I hugged her back for a moment before stiffening up. "Krista, I'm fine. It was just two measly Daemons. I could've taken them with my eyes closed."
"Jordyn, Guides and Protectors have lost their lives battling two Daemons at once. You could have died."
"Gah, Krista, chill. They can't even touch me without becoming a fireball, let alone the fact that I majorly kicked their asses," I said, sinking down on my uncle's beat-up leather mess of a chair that he wouldn't allow my aunt to throw out.
"Jordyn, we've told you hundreds of times, one of these days they may figure out how to get past your defenses," she said, pacing back and forth.
"Haniel, how likely is that?" I implored my mentor.
"The likelihood is negative," he answered, confirming my statement.
I smirked and settled back in my seat, feeling self-satisfied.
"That does not mean one should not proceed cautiously," Haniel clarified, wiping the smirk off my face.
"Jordyn, your aunt and I are concerned about your attitude," my uncle said, pulling up a dining room chair in front of me. "We know it's not easy being different. We've all suffered from our abnormalities over the years."
I couldn't help snorting at his words. "Mark, you just don't get it," I said, finally fed up with the comparisons. They all had each other. They had their memories. They knew where they'd come from.
"Jordyn, I didn't know this was still bugging you," my aunt said concerned.

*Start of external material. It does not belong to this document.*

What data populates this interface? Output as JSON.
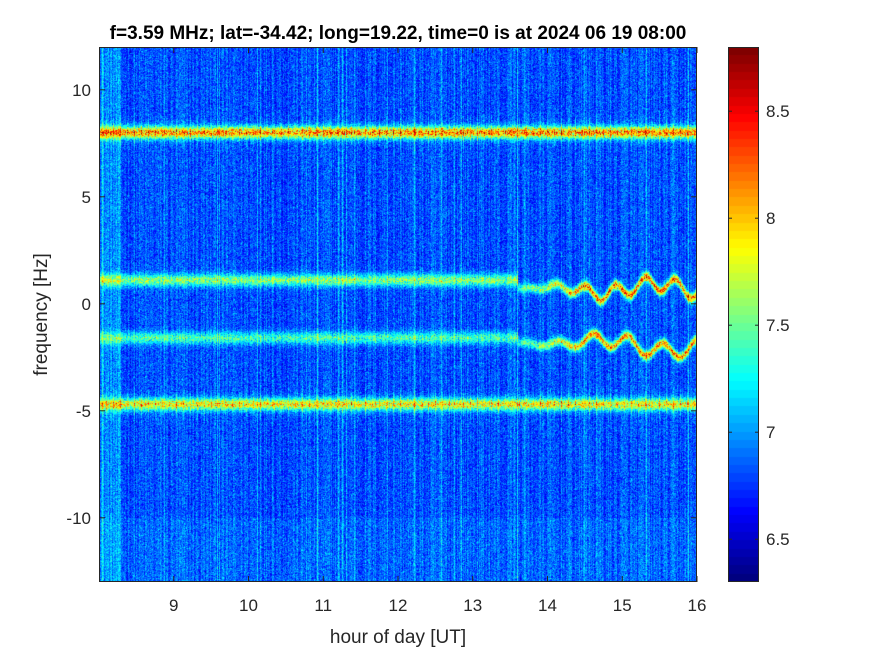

"How can it not?" I answered, aggravated. "I get it, okay? You guys are some mystical heavenly beings, but at least you know where you came from. What do I know? Frick all, that's what. I have one friend, Lynn, and she's always gone," I said in a huff with my words running together. "Oh, and did I mention that my mentor is an Arch Angel?" I added sarcastically before anyone could interject again.
"Jordyn, I know it's hard to be different. I spent the first seventeen years of my life thinking I was a freak. I could feel the emotions of everyone around me, got insanely sick if the emotions were too strong, and dreamed about some guy I didn't think existed," Krista said, shooting my uncle a small smile.

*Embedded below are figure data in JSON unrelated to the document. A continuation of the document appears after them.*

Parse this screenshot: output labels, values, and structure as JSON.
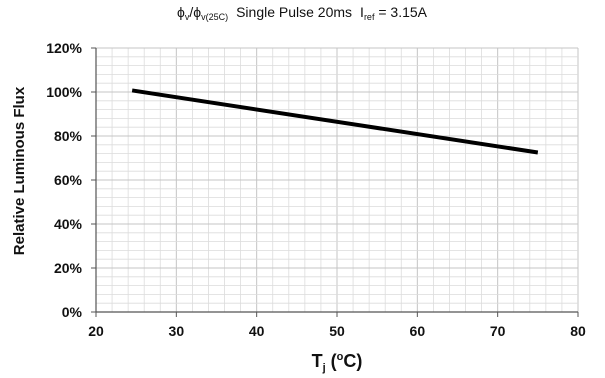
{
  "chart_data": {
    "type": "line",
    "title": {
      "phi1": "ϕ",
      "sub1": "v",
      "slash": "/",
      "phi2": "ϕ",
      "sub2": "v(25C)",
      "pulse": "Single Pulse 20ms",
      "iref": "I",
      "iref_sub": "ref",
      "iref_value": " = 3.15A"
    },
    "ylabel": "Relative Luminous Flux",
    "xlabel": {
      "main": "T",
      "sub": "j",
      "open": " (",
      "sup": "o",
      "unit": "C)"
    },
    "xlim": [
      20,
      80
    ],
    "ylim": [
      0,
      120
    ],
    "x_ticks": [
      20,
      30,
      40,
      50,
      60,
      70,
      80
    ],
    "y_ticks": [
      0,
      20,
      40,
      60,
      80,
      100,
      120
    ],
    "x_tick_labels": [
      "20",
      "30",
      "40",
      "50",
      "60",
      "70",
      "80"
    ],
    "y_tick_labels": [
      "0%",
      "20%",
      "40%",
      "60%",
      "80%",
      "100%",
      "120%"
    ],
    "grid": true,
    "series": [
      {
        "x": [
          24.5,
          75
        ],
        "y": [
          100.7,
          72.5
        ]
      }
    ],
    "colors": {
      "line": "#000000",
      "major_grid": "#c4c4c4",
      "minor_grid": "#dcdcdc",
      "axis": "#555555"
    }
  }
}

"Don't forget, I had to deal with the fact that my dad was a murderer, and that he not only ruined my life, but the lives of my friends," my uncle reminded me quietly.
"I get all of that too, but in the end, you guys found each other. You won. You conquered evil. When do I get a turn? We all know there's no link for me. You tell me you don't want me to date now. So, what, am I supposed to die as a big V?" I said dramatically.
They exchanged a look at my words.
"Seriously?" I asked, jumping to my feet to resume the pacing Krista had abandoned. "Virgin, okay? Virgin."
"We know what you meant, we just want you to wait," Mark said, trying to pacify me.
"It's not like I'm going to go backseat diving on the first date," I said, trying to hide my smile of satisfaction as my uncle's face turned a delicate shade of pink.
"Backseat diving?" Haniel asked, confused over the new phrase outside his human vocabulary.
"You know, making out with some guy in the backseat of his car," I explained. "Kissing, touching, removal of clothes…"
"We get the point," Krista said, covering up her own chuckle as Mark's pink skin escalated to a nice shade of purple. "Jordyn, it's really not nice to do that to your uncle."